Exod 21 notes

 

וְכִי־יִמְכֹּר אִישׁ אֶת־בִּתֹּו לְאָמָה לֹא תֵצֵא כְּצֵאת הָעֲבָדִים   21:7

Exod. 21:7  “And when a man will sell his daughter for a maidservant, she shall not go out as the menservants.”

Well, here we have another apparent instance of female prejudice.  Why should a woman who was bought not go free after serving six years like the man?  And if the commentators are right about the man in question here (v. 21:2), that he is a convicted thief, why is he to be treated more humanely than an innocent woman?  It makes no sense from any angle.  A man who would sell his daughter as a slave forever would have to be pretty desperate and destitute, and he might also not have been able to marry her off and had to rid himself of her hungry mouth.  But would she not be able to work for him and thus earn her keep?  Suppose he was too poor and had to sell her for the money.  Why would he not also have sold himself, even his family?  After all, then they all would have been free after six years and they could start over.  So why does the Lord demand this ordinance of us at all?  What possible reason might there be for keeping the woman a slave?  To protect her?  But if so, she loses that protection in v. 21:11.

One fairly common answer to this last question, which is usually heard from the apologists, is that we are offended by this ordinance because our modern values and mores are different from those in biblical times.  In those days, the ordinance made sense.  Well, I can appreciate that point of view, but I have to question it for the following reason:  Are we dealing here with mores and customs, or is it the eternal word of God?  Are we to think that God deliberately catered to the mores and customs of the people and times of the bible, or is this ordinance a perpetual one, suitable as well for our customs and moral values as for those of that earlier time?  Does not God foresee our evolving moral values and the resulting distaste and distrust inspired by such an ordinance in future generations? 

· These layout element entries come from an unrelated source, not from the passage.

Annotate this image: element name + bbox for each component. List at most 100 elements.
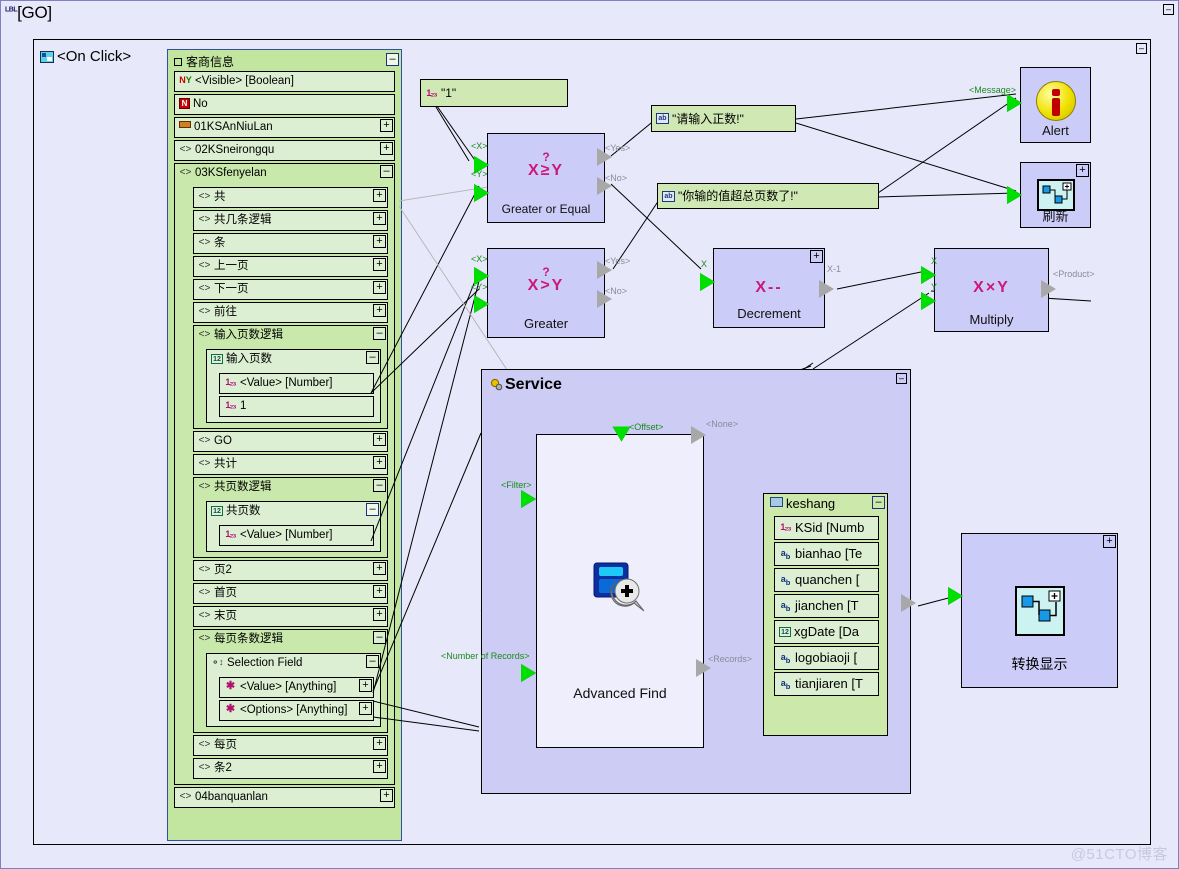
port-in-refresh[interactable] (1007, 186, 1022, 204)
node-transform-display[interactable]: 转换显示 + (961, 533, 1118, 688)
tree-group-input-page[interactable]: 12 输入页数 – 1₂₃ <Value> [Number] 1₂₃ 1 (206, 349, 381, 423)
port-in-y[interactable] (474, 184, 489, 202)
list-item[interactable]: 1₂₃ <Value> [Number] (219, 373, 374, 394)
list-item[interactable]: <> 04banquanlan + (174, 787, 395, 808)
port-out-records[interactable] (696, 659, 711, 677)
tree-group-toggle[interactable]: – (380, 165, 393, 178)
list-item-toggle[interactable]: + (380, 119, 393, 132)
port-in-filter[interactable] (521, 490, 536, 508)
port-in-x[interactable] (700, 273, 715, 291)
list-item-toggle[interactable]: + (373, 456, 386, 469)
tree-group-header[interactable]: 12 输入页数 – (207, 350, 380, 371)
list-item-toggle[interactable]: + (373, 235, 386, 248)
list-item[interactable]: <> 上一页 + (193, 256, 388, 277)
tree-group-toggle[interactable]: – (373, 479, 386, 492)
list-item[interactable]: <> 共几条逻辑 + (193, 210, 388, 231)
list-item[interactable]: 1₂₃ <Value> [Number] (219, 525, 374, 546)
list-item[interactable]: ✱ <Options> [Anything] + (219, 700, 374, 721)
list-item[interactable]: <> 共计 + (193, 454, 388, 475)
list-item-toggle[interactable]: + (373, 562, 386, 575)
list-item-toggle[interactable]: + (373, 737, 386, 750)
port-out-yes[interactable] (597, 148, 612, 166)
list-item-toggle[interactable]: + (373, 760, 386, 773)
list-item-toggle[interactable]: + (359, 679, 372, 692)
port-out-no[interactable] (597, 177, 612, 195)
node-greater[interactable]: ? X>Y Greater (487, 248, 605, 338)
list-item-toggle[interactable]: + (373, 585, 386, 598)
tree-group-header[interactable]: <> 共页数逻辑 – (194, 478, 387, 499)
tree-group-header[interactable]: <> 输入页数逻辑 – (194, 326, 387, 347)
tree-root-toggle[interactable]: – (386, 53, 399, 66)
table-row[interactable]: ab logobiaoji [ (774, 646, 879, 670)
tree-group-toggle[interactable]: – (366, 503, 379, 516)
tree-group-toggle[interactable]: – (373, 631, 386, 644)
tree-group-toggle[interactable]: – (366, 351, 379, 364)
port-out-none[interactable] (691, 426, 706, 444)
tree-group-header[interactable]: <> 03KSfenyelan – (175, 164, 394, 185)
table-row[interactable]: ab bianhao [Te (774, 542, 879, 566)
port-in-offset[interactable] (612, 426, 631, 442)
list-item[interactable]: <> 条 + (193, 233, 388, 254)
node-multiply[interactable]: X×Y Multiply (934, 248, 1049, 332)
port-out-entity[interactable] (901, 594, 916, 612)
tree-group-toggle[interactable]: – (366, 655, 379, 668)
list-item[interactable]: ✱ <Value> [Anything] + (219, 677, 374, 698)
tree-group-total-pages-logic[interactable]: <> 共页数逻辑 – 12 共页数 – 1₂₃ <Value> [Number] (193, 477, 388, 558)
tree-group-toggle[interactable]: – (373, 327, 386, 340)
tree-group-selection-field[interactable]: ⚬↕ Selection Field – ✱ <Value> [Anything] … (206, 653, 381, 727)
node-expand-toggle[interactable]: + (1103, 535, 1116, 548)
list-item-toggle[interactable]: + (373, 258, 386, 271)
port-out-no[interactable] (597, 290, 612, 308)
entity-collapse-toggle[interactable]: – (872, 496, 885, 509)
node-expand-toggle[interactable]: + (1076, 164, 1089, 177)
tree-group-header[interactable]: ⚬↕ Selection Field – (207, 654, 380, 675)
list-item[interactable]: <> 前往 + (193, 302, 388, 323)
node-refresh[interactable]: 刷新 + (1020, 162, 1091, 228)
literal-message-positive-box[interactable]: ab "请输入正数!" (651, 105, 796, 132)
node-advanced-find[interactable]: Advanced Find (536, 434, 704, 748)
tree-group-header[interactable]: <> 每页条数逻辑 – (194, 630, 387, 651)
list-item-toggle[interactable]: + (373, 189, 386, 202)
literal-message-overflow-box[interactable]: ab "你输的值超总页数了!" (657, 183, 879, 209)
tree-group-header[interactable]: 12 共页数 – (207, 502, 380, 523)
list-item[interactable]: <> GO + (193, 431, 388, 452)
canvas-collapse-toggle[interactable]: – (1163, 4, 1174, 15)
tree-group-total-pages[interactable]: 12 共页数 – 1₂₃ <Value> [Number] (206, 501, 381, 552)
list-item[interactable]: <> 每页 + (193, 735, 388, 756)
list-item[interactable]: <> 页2 + (193, 560, 388, 581)
node-expand-toggle[interactable]: + (810, 250, 823, 263)
list-item[interactable]: <> 条2 + (193, 758, 388, 779)
list-item[interactable]: 1₂₃ 1 (219, 396, 374, 417)
list-item-toggle[interactable]: + (380, 789, 393, 802)
list-item-toggle[interactable]: + (380, 142, 393, 155)
node-decrement[interactable]: X-- Decrement + (713, 248, 825, 328)
literal-one-box[interactable]: 1₂₃ "1" (420, 79, 568, 107)
list-item[interactable]: NY <Visible> [Boolean] (174, 71, 395, 92)
list-item-toggle[interactable]: + (359, 702, 372, 715)
port-in-number-of-records[interactable] (521, 664, 536, 682)
list-item[interactable]: 01KSAnNiuLan + (174, 117, 395, 138)
list-item-toggle[interactable]: + (373, 281, 386, 294)
entity-keshang[interactable]: keshang – 1₂₃ KSid [Numb ab bianhao [Te ab… (763, 493, 888, 736)
list-item[interactable]: <> 下一页 + (193, 279, 388, 300)
list-item[interactable]: <> 02KSneirongqu + (174, 140, 395, 161)
tree-group-input-page-logic[interactable]: <> 输入页数逻辑 – 12 输入页数 – 1₂₃ <Value> [Number] … (193, 325, 388, 429)
entity-header[interactable]: keshang – (764, 494, 887, 514)
port-out-x-minus-1[interactable] (819, 280, 834, 298)
port-in-message[interactable] (1007, 94, 1022, 112)
tree-group-rows-per-page-logic[interactable]: <> 每页条数逻辑 – ⚬↕ Selection Field – ✱ <Value> … (193, 629, 388, 733)
port-in-y[interactable] (921, 292, 936, 310)
list-item-toggle[interactable]: + (373, 212, 386, 225)
node-alert[interactable]: Alert (1020, 67, 1091, 143)
table-row[interactable]: 12 xgDate [Da (774, 620, 879, 644)
service-collapse-toggle[interactable]: – (896, 373, 907, 384)
table-row[interactable]: ab tianjiaren [T (774, 672, 879, 696)
list-item[interactable]: N No (174, 94, 395, 115)
table-row[interactable]: ab quanchen [ (774, 568, 879, 592)
list-item[interactable]: <> 共 + (193, 187, 388, 208)
port-in-y[interactable] (474, 295, 489, 313)
port-in-transform-display[interactable] (948, 587, 963, 605)
list-item[interactable]: <> 首页 + (193, 583, 388, 604)
on-click-collapse-toggle[interactable]: – (1136, 43, 1147, 54)
tree-root-header[interactable]: 客商信息 – (168, 50, 401, 69)
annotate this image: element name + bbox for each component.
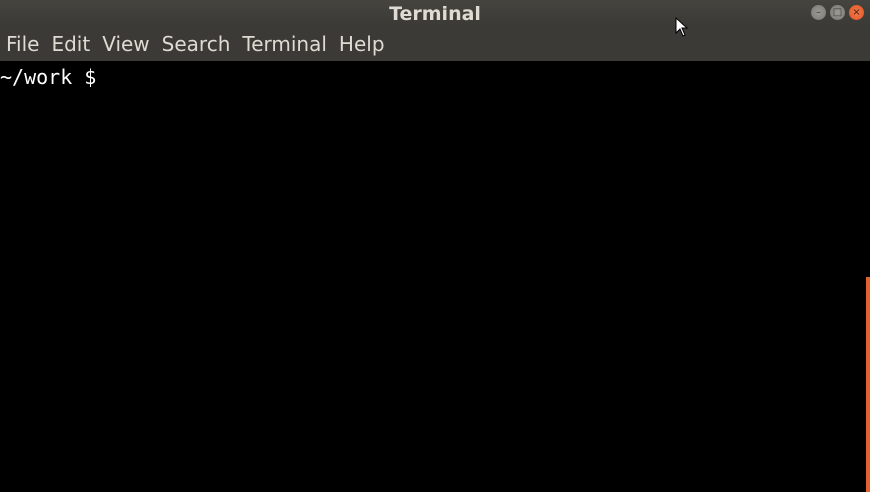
menu-item-edit[interactable]: Edit — [51, 28, 90, 61]
shell-prompt: ~/work $ — [0, 65, 109, 89]
maximize-icon[interactable]: □ — [830, 5, 845, 20]
scrollbar[interactable] — [866, 277, 870, 492]
terminal-window: Terminal – □ × File Edit View Search Ter… — [0, 0, 870, 492]
title-bar[interactable]: Terminal – □ × — [0, 0, 870, 28]
terminal-area[interactable]: ~/work $ — [0, 61, 870, 492]
close-icon[interactable]: × — [849, 5, 864, 20]
menu-item-search[interactable]: Search — [162, 28, 231, 61]
window-controls: – □ × — [811, 5, 864, 20]
menu-item-terminal[interactable]: Terminal — [242, 28, 327, 61]
menu-bar: File Edit View Search Terminal Help — [0, 28, 870, 61]
window-title: Terminal — [389, 3, 481, 25]
mouse-pointer-icon — [675, 17, 689, 37]
minimize-icon[interactable]: – — [811, 5, 826, 20]
menu-item-help[interactable]: Help — [339, 28, 385, 61]
menu-item-file[interactable]: File — [6, 28, 39, 61]
menu-item-view[interactable]: View — [102, 28, 149, 61]
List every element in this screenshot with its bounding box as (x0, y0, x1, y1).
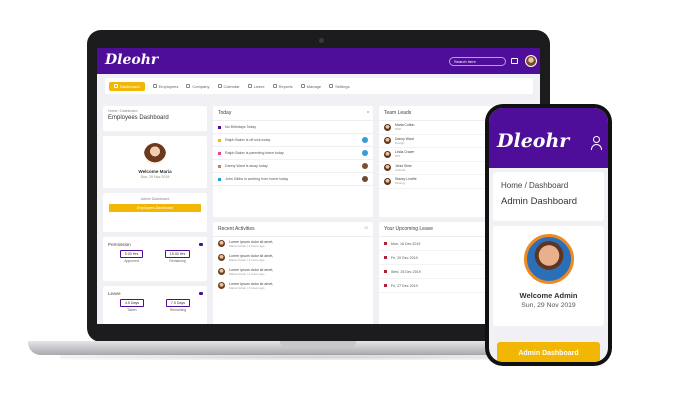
permission-card: Permission 5.00 Hrs Approved 15.00 Hrs R… (103, 237, 207, 281)
calendar-icon (384, 242, 387, 245)
leave-taken: 4.5 Days Taken (119, 299, 145, 312)
recent-activities-card: Recent Activities 10 Lorem ipsum dolor s… (213, 222, 373, 324)
today-title: Today (213, 106, 373, 121)
phone-welcome: Welcome Admin (519, 291, 578, 300)
nav-item-manage[interactable]: Manage (300, 84, 321, 89)
manage-icon (300, 84, 305, 88)
briefcase-icon (199, 292, 203, 295)
avatar (218, 254, 225, 261)
logo[interactable]: Dleohr (105, 52, 158, 68)
nav-item-employees[interactable]: Employees (152, 84, 178, 89)
nav-item-leave[interactable]: Leave (247, 84, 265, 89)
activity-item: Lorem ipsum dolor sit amet, Maria Cotton … (213, 279, 373, 293)
profile-card: Welcome Maria Sun, 29 Nov 2019 (103, 136, 207, 188)
more-icon[interactable] (367, 111, 369, 113)
leave-icon (247, 84, 252, 88)
avatar (362, 176, 368, 182)
avatar (384, 177, 391, 185)
calendar-icon (384, 270, 387, 273)
laptop-screen: Dleohr Search here Dashboard Employees C… (97, 48, 540, 324)
phone-page-title: Admin Dashboard (501, 196, 578, 207)
list-item: Ralph Baker is parenting leave today (213, 147, 373, 160)
avatar (362, 137, 368, 143)
nav-item-reports[interactable]: Reports (272, 84, 293, 89)
phone-screen: Dleohr Home / Dashboard Admin Dashboard … (489, 108, 608, 362)
admin-card: Admin Dashboard Employees Dashboard (103, 193, 207, 232)
calendar-icon (217, 84, 222, 88)
nav-item-calendar[interactable]: Calendar (217, 84, 240, 89)
avatar (384, 137, 391, 145)
avatar (218, 240, 225, 247)
laptop-notch (280, 341, 356, 347)
camera-icon (319, 38, 324, 43)
away-icon (218, 164, 221, 168)
date-text: Sun, 29 Nov 2019 (140, 175, 170, 179)
welcome-text: Welcome Maria (138, 169, 172, 174)
permission-remaining: 15.00 Hrs Remaining (164, 250, 191, 263)
permission-approved: 5.00 Hrs Approved (119, 250, 144, 263)
page-header-card: Home / Dashboard Employees Dashboard (103, 106, 207, 131)
phone-date: Sun, 29 Nov 2019 (521, 302, 576, 309)
briefcase-icon (199, 243, 203, 246)
search-input[interactable]: Search here (449, 57, 506, 66)
leave-remaining: 7.5 Days Remaining (165, 299, 191, 312)
phone-profile-card: Welcome Admin Sun, 29 Nov 2019 (493, 226, 604, 326)
gear-icon (329, 84, 334, 88)
list-item: Ralph Baker is off sick today (213, 134, 373, 147)
breadcrumb-current: Dashboard (120, 109, 138, 113)
today-card: Today No Birthdays Today Ralph Baker is … (213, 106, 373, 217)
avatar (384, 123, 391, 131)
phone-breadcrumb[interactable]: Home / Dashboard (493, 172, 604, 190)
briefcase-icon[interactable] (511, 58, 518, 64)
home-icon (218, 177, 221, 181)
avatar (218, 282, 225, 289)
avatar (362, 150, 368, 156)
activity-item: Lorem ipsum dolor sit amet, Maria Cotton … (213, 237, 373, 251)
employees-dashboard-button[interactable]: Employees Dashboard (109, 204, 201, 212)
activity-item: Lorem ipsum dolor sit amet, Maria Cotton … (213, 251, 373, 265)
admin-avatar (523, 234, 574, 284)
admin-dashboard-button[interactable]: Admin Dashboard (497, 342, 600, 362)
page-title: Employees Dashboard (108, 115, 169, 121)
activity-item: Lorem ipsum dolor sit amet, Maria Cotton … (213, 265, 373, 279)
list-item: No Birthdays Today (213, 121, 373, 134)
main-nav: Dashboard Employees Company Calendar Lea… (105, 78, 533, 94)
users-icon (152, 84, 157, 88)
phone-logo[interactable]: Dleohr (497, 130, 569, 152)
app-header: Dleohr Search here (97, 48, 540, 74)
reports-icon (272, 84, 277, 88)
phone-frame: Dleohr Home / Dashboard Admin Dashboard … (485, 104, 612, 366)
building-icon (186, 84, 191, 88)
profile-avatar (144, 143, 166, 165)
permission-title: Permission (108, 242, 131, 247)
recent-count: 10 (364, 226, 368, 230)
avatar (362, 163, 368, 169)
cake-icon (218, 125, 221, 129)
calendar-icon (384, 256, 387, 259)
parent-icon (218, 151, 221, 155)
leave-card: Leave 4.5 Days Taken 7.5 Days Remaining (103, 286, 207, 324)
avatar[interactable] (525, 55, 537, 67)
list-item: John Gibbs is working from home today (213, 173, 373, 186)
nav-item-company[interactable]: Company (186, 84, 210, 89)
phone-page-header-card: Home / Dashboard Admin Dashboard (493, 172, 604, 221)
home-icon (114, 84, 118, 88)
leave-title: Leave (108, 291, 121, 296)
recent-activities-title: Recent Activities (213, 222, 373, 237)
user-icon[interactable] (591, 136, 602, 150)
nav-item-dashboard[interactable]: Dashboard (109, 81, 145, 91)
breadcrumb-home[interactable]: Home (108, 109, 117, 113)
avatar (384, 164, 391, 172)
sick-icon (218, 138, 221, 142)
avatar (384, 150, 391, 158)
nav-item-settings[interactable]: Settings (329, 84, 350, 89)
admin-label: Admin Dashboard (140, 197, 170, 201)
avatar (218, 268, 225, 275)
phone-header: Dleohr (489, 108, 608, 168)
list-item: Danny Ward is away today (213, 160, 373, 173)
breadcrumb: Home / Dashboard (108, 109, 138, 113)
calendar-icon (384, 284, 387, 287)
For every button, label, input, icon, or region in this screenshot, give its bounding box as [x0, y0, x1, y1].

Another answer to this perplexing question, that of the commentators, is that the woman is a pre-puberty girl destined to eventually become the buyer’s wife or that of his son.  And if she was not taken by either of them, she would indeed go free in the jubilee year.  The problem I have with this answer is based on the phrase “she shall not go out as the menservants.”  If the menservants mentioned here are those personified in v. 21:2, they are required to be let free after six years.  If they are menservants in a more general sense, then they must be released in the jubilee year, as we will learn later.  In either case, they are all released to freedom.  But no such provision is made for the woman in this verse or any other verse.

Now, from a totally different perspective, is it possible that this ordinance and others like it are tests for us?  Is this ordinance a lesson to stretch our faith and the faith of all generations?  Is its intention to humble us?  I wish I knew the answer.  But my logical instinct (is there such a thing?) moves me to discount this statute, suspecting that it was added or distorted by an overzealous scribe, whether Moses or another to whom Moses dictated this.